Some say snow is like rain and call it redemption when it falls. But where I live, high in the Rocky Mountains, in an old mining town turned ski resort called Telluride, snow is another word for celebration.
Up here, we call it white gold. And so it was not surprising when, as the news began to list the states that voted for Barack Obama, a light snow began to tumble from the sky.
Watching snow fall in a ski town in November is like watching presents pile under a Christmas tree. The anticipation is exactly the same.
Asking “how much will fall?” is the same as guessing about the contents of the big red box at the back of the tree. Snow means everyone in town is closer to making those cherished turns on the hill.
For Telluride businesses, snow means the tourists just might come back, flash their glossy green bills, and awaken the town from its interminable off-season. And for the mountains, snow means they’re almost home. Winter is when those jagged peaks are happiest.
The snow on Tuesday night swirled and barely stuck when the first states were announced to be blue. But as the list grew, so too did the intensity of the storm. Pennsylvania and Ohio fell, and the snow fell faster.
Next, New Mexico and Colorado were called. My husband, two-year old daughter, and I stepped outside. The snow showered our heads like confetti. Hope was beginning to accumulate in our hearts as fast as the snow was around our boots.
By the time they announced that the West Coast was blue, Telluride looked like a different place. Snow shrouded our view of the moon and dripped from the boughs of the pine trees.
Our mountain town was an isolated hamlet again, a place where on a night like this, the lights on Main Street frequently flicker out, and the traffic can slow to a car an hour.
With the world this dark and quiet, we could have been at any time in history.
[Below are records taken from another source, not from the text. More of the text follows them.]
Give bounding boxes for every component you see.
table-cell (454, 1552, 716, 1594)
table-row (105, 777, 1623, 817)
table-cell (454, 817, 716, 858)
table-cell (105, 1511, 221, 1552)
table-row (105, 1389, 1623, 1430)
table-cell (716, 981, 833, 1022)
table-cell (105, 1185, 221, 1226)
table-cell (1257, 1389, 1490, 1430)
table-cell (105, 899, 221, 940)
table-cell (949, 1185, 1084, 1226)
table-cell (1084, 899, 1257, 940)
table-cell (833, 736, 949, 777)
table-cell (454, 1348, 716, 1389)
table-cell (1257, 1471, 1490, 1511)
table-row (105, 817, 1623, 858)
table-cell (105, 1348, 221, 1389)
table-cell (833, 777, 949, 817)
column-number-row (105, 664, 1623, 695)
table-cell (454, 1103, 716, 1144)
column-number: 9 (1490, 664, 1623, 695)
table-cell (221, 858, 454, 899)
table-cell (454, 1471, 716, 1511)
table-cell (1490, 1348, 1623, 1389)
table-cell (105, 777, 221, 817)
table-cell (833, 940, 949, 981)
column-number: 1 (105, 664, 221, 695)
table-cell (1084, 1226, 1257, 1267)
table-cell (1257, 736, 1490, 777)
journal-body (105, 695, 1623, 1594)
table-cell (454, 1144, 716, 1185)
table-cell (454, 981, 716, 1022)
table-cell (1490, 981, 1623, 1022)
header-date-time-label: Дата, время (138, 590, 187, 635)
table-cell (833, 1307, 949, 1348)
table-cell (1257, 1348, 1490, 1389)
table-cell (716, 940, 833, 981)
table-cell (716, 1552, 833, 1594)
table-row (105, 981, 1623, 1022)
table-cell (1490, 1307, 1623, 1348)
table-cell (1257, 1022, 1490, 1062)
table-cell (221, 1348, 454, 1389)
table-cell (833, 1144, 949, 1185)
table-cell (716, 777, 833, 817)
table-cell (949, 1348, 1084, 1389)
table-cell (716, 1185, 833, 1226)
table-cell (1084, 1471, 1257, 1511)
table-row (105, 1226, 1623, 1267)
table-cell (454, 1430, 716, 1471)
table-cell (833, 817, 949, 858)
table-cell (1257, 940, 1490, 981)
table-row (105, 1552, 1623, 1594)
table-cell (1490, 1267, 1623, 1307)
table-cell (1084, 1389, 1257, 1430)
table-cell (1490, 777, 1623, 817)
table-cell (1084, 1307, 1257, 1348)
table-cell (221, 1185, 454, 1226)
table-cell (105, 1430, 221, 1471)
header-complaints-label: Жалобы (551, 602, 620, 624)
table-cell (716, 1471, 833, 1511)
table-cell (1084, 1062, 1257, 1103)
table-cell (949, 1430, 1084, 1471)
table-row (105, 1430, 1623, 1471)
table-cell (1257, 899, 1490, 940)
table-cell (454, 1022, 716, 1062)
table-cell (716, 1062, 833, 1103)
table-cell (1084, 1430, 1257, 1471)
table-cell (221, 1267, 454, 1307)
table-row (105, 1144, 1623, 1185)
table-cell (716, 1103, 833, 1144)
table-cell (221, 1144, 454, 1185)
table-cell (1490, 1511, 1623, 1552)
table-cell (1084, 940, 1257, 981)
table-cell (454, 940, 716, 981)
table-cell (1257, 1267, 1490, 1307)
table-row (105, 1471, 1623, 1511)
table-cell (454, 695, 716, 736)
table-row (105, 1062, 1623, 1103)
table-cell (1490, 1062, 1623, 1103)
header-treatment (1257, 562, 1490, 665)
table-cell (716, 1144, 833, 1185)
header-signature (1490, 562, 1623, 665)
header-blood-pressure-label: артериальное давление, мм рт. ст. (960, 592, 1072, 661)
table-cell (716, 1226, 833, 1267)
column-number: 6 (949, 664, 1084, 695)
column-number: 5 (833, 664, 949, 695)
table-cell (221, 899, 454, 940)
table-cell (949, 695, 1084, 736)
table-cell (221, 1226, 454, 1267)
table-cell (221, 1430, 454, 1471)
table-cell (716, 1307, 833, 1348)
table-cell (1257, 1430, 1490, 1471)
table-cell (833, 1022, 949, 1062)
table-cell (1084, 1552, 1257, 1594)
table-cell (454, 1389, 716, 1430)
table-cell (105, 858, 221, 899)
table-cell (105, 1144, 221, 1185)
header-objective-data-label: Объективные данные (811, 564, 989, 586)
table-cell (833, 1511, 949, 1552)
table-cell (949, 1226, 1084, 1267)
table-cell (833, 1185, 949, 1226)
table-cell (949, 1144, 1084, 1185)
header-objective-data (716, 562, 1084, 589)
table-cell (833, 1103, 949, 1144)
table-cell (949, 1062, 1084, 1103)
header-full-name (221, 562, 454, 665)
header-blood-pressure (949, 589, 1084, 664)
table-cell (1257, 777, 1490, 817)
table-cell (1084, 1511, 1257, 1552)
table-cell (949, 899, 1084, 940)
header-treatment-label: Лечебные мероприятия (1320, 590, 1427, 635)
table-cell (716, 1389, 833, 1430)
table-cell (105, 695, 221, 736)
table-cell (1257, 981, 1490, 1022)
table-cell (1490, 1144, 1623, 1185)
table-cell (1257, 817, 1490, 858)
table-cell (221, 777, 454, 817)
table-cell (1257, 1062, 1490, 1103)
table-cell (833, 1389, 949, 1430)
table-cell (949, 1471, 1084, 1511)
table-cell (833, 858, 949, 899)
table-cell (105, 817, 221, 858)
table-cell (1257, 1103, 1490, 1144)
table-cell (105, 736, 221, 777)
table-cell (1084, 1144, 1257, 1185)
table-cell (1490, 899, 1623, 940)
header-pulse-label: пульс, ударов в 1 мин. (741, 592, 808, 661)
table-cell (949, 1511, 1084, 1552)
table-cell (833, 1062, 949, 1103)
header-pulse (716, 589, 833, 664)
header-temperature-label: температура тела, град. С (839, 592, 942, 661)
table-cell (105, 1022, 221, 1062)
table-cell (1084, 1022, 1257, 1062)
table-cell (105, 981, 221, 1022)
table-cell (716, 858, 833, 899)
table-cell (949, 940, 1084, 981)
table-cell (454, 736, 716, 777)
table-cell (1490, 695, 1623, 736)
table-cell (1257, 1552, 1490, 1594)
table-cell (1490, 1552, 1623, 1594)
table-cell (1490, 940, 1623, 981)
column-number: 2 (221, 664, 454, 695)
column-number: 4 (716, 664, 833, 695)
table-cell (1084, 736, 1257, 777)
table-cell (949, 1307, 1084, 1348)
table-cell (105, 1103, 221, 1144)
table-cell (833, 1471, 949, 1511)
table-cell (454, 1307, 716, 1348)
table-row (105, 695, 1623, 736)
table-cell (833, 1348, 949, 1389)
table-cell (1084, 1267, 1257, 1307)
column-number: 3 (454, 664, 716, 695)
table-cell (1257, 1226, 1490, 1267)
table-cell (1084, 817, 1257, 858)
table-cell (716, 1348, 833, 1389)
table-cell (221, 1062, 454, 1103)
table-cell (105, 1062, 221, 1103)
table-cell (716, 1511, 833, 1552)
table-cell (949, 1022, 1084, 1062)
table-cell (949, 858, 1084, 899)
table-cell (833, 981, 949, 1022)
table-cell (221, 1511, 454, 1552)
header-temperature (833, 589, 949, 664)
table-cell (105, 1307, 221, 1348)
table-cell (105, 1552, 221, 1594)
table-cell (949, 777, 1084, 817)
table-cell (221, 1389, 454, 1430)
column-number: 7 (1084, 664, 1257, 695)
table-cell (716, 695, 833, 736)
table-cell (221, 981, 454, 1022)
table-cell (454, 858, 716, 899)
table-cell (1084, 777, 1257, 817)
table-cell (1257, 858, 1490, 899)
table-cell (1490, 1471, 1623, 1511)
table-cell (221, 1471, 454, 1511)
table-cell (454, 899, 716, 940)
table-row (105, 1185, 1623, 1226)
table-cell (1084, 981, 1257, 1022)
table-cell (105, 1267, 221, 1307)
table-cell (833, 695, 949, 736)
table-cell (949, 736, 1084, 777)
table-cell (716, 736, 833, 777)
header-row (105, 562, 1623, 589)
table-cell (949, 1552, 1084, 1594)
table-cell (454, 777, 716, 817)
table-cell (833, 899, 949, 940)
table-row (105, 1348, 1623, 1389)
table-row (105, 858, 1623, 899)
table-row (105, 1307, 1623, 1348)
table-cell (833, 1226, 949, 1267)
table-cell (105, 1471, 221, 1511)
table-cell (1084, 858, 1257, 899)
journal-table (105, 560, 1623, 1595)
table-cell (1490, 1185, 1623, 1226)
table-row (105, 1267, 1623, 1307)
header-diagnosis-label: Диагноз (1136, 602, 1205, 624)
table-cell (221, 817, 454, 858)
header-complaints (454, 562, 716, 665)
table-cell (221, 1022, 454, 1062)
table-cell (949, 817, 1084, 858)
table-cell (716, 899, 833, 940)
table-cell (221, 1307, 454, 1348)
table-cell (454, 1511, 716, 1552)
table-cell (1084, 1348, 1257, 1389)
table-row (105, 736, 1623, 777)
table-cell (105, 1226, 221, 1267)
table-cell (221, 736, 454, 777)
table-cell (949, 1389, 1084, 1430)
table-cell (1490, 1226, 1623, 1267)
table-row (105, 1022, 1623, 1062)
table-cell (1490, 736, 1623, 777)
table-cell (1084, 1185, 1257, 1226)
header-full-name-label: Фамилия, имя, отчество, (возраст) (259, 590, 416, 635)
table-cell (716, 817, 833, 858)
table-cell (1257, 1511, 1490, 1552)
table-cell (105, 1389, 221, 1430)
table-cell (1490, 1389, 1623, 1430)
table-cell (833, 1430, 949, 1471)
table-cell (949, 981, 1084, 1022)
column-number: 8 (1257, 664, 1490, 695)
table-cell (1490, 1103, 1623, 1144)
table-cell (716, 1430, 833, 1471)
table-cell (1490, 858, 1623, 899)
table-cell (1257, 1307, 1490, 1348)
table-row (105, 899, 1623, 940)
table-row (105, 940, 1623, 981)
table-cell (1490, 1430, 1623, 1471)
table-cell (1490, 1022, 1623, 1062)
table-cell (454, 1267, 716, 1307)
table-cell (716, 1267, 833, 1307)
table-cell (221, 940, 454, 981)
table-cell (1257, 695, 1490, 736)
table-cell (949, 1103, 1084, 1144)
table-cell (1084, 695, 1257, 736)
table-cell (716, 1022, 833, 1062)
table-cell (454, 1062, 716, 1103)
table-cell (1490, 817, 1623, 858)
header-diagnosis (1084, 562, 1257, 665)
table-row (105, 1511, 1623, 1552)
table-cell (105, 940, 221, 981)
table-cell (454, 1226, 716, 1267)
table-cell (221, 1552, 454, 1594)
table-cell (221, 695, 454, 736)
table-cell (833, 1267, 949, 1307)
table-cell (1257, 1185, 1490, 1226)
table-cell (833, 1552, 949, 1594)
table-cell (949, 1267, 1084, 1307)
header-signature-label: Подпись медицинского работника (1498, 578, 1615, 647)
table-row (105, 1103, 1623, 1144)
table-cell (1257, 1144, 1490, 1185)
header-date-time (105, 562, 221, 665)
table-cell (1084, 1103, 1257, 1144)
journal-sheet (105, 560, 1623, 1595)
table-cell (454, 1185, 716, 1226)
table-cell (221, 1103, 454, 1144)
If fact, with it this still, we could imagine what Telluride was like 150 years ago, when gold was first discovered here and when, a thousand whistle stops away, black men and women worked as slaves in the cotton fields.
Except that when the applause spilled out into the street, and people started lobbing snowballs at each other with joy, we could be at no other point in history. It could only be November 4, 2008.
A day that will be forever remembered as the day America’s first black president was elected. It could only be on a snowy night in Telluride with champagne powder dusting our cheeks, and the world tilting for a moment towards perfection that we learn such news.
White gold fell for Barack Obama in Telluride on election night. Perhaps it’s time for us to start believing in snow’s power for redemption as well as celebration.
Emily Brendler Shoff writes a weekly column for the Telluride Daily Planet.